В президиуме, кроме Фадеева, почти все известные драматурги: Л. Леонов, А. Корнейчук, А. Крон, Вс. Вишневский, Б. Горбатов, А. Файко, К. Симонов, Б. Лавренев, Н. Погодин. И у каждого — кроме двух последних — запрещена последняя по времени или недавно написанная пьеса или, как у Симонова, угрожающе «заморожена» драма «Чужая тень», посланная Сталину. Что может быть тревожнее, а то и предосудительнее, чем такое затянувшееся молчание? Не лучше ли прямой цензурный запрет? Он прост, однозначен, шею не ломит оттого, что заглядываешь слишком высоко, на горние вершины.
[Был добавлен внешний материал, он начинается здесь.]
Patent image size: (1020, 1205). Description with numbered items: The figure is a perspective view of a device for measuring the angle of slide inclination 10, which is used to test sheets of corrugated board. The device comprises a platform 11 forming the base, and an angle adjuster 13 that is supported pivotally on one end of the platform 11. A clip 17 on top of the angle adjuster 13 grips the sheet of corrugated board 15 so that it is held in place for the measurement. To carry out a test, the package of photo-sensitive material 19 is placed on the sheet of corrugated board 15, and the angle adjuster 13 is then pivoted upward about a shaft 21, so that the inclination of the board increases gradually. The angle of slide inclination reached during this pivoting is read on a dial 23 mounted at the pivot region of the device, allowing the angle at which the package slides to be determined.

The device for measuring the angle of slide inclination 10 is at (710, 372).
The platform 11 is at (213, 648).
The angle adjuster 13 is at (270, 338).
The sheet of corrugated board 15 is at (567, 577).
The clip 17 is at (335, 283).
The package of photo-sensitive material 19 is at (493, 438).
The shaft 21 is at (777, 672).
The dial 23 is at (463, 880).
Я напомнил о речи Фадеева на съезде в Киеве, о том, что, краткая, она заключала больше мыслей и самокритики, чем пространный доклад Софронова. Сказал, что сколько-нибудь серьезный разговор о сегодняшнем репертуаре может начаться, если заговорят сидящие за столом президиума драматурги. Надо понять — что случилось. Если именитые драматурги все разом как-то разошлись с эпохой, с ее нуждами и высокими идеалами — по мелочам пьесы таких драматургов не мытарят и не запрещают! — то кризис слишком велик и загадочен, без помощи самих драматургов нам в беде не разобраться. Если же запреты несправедливы, вредны для искусства, — а я напечатал статью о пьесе Бориса Горбатова «Закон зимовки» и нахожу пьесу нужной, идейно здоровой, — если тотальные запреты — самоуправство цензуры, нам надо общими силами отстоять честный труд и честь писателей. «Если бы тов. Софронов, — цитирую по стенограмме, — хотя бы попытался проанализировать эти пьесы, мы сообща, обсуждая их, пришли бы к полезным выводам, никак не входя в противоречие с постановлением ЦК от 1946 года».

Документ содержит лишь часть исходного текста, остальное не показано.